In Central African Republic
The Institut Pasteur in Bangui confirmed cases of monkeypox virus infection in Bangassou about 800 km from Bangui capital city of the Central African Republic.
A team from Doctors without Borders Belgium located in this area at the border of the Democratic Republic of the Congo, has collected samples from two children of the same family who presented with rashes (maculopapular) after consuming thryonomys meat, a rodent locally known as sibissi. One of the children, aged 9 years died. As the clinical picture was not in favor of a measles infection, highly endemic in Central African Republic, the samples were sent to the Institut Pasteur in Bangui for analysis.

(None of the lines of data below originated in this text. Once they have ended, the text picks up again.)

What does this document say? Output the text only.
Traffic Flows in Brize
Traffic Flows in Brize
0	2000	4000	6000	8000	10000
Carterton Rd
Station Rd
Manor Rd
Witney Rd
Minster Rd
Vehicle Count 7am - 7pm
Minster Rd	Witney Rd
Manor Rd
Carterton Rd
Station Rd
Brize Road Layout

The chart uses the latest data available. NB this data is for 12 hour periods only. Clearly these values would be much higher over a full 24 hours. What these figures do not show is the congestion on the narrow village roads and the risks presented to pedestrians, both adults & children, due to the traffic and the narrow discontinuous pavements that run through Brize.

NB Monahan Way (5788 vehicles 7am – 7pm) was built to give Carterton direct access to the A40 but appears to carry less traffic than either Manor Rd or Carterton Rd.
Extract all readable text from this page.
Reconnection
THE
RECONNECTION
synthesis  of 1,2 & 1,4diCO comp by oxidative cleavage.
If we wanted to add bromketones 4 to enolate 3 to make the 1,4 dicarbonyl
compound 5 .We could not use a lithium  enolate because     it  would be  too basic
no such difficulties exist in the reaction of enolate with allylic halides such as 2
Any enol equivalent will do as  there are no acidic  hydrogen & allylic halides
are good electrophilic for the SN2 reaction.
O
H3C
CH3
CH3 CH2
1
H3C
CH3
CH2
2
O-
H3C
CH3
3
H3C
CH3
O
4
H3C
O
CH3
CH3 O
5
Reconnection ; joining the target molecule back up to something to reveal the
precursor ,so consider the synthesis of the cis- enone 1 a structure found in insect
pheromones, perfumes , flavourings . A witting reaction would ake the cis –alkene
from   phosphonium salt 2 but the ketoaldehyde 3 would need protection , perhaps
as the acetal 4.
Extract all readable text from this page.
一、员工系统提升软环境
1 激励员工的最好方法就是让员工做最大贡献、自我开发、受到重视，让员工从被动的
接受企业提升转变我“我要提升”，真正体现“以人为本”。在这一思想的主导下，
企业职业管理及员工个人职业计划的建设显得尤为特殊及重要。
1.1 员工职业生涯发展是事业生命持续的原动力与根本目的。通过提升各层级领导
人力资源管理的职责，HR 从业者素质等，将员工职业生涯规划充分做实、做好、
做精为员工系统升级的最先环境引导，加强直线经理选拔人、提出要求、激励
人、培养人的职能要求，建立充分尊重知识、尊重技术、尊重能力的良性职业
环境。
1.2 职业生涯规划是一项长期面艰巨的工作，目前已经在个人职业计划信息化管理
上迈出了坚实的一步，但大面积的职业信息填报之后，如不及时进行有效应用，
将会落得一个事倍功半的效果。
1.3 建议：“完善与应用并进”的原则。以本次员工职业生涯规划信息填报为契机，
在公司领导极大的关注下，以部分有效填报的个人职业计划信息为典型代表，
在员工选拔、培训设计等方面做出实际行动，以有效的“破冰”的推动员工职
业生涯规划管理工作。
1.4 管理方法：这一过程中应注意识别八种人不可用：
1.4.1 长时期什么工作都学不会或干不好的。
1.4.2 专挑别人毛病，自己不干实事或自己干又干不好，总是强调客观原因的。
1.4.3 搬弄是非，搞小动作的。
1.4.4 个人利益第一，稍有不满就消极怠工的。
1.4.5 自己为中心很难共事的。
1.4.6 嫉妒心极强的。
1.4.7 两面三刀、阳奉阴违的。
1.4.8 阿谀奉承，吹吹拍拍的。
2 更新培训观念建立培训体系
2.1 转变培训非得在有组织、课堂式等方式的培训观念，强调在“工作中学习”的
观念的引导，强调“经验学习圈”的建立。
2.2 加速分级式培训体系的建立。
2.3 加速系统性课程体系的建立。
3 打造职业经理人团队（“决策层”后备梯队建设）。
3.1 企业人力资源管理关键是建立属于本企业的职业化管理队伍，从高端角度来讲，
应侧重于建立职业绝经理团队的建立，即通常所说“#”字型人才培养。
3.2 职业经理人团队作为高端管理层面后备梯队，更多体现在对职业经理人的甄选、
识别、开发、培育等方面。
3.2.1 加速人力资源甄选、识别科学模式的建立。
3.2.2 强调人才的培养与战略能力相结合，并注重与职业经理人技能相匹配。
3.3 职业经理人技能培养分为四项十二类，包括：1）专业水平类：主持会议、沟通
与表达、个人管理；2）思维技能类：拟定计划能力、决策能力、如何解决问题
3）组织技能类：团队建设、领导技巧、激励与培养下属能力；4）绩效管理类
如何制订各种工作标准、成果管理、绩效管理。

The Laboratory of Arboviruses, Viral Hemorrhagic Fevers and of Emerging Zoonotic viruses led by Dr. Emmanuel Nakouné received the samples on December 25th and immediately conducted molecular analyzes that proved positive for monkeypox virus. A team from the Ministry of Health helped by the Institut Pasteur in Bangui went Tuesday, December 29th in the area for an epidemiological investigation around the case. For several years the Institut Pasteur in Bangui has regularly detected monkeyspox micro-outbreaks (1) as part of a surveillance program supported by the Institut Pasteur. Transmitted by wild animals (rodents and primates), the monkeypox virus can cause in human a disease whose symptoms are similar to those of smallpox. This disease can be fatal particularly among children.
The Central African Republic is living since 2013 an armed conflict fostering the emergence of infectious diseases. For more than 50 years, the Institut Pasteur in Bangui brings an essential support for surveillance of microbiological and emerging diseases in this region of Central Africa. (1) Berthet N, Nakouné E et al. ; Maculopapular lesions in the Central African Republic. Lancet. 2011 Oct 8;378(9799):1354. doi: 10.1016/S0140-6736(11)61142-2.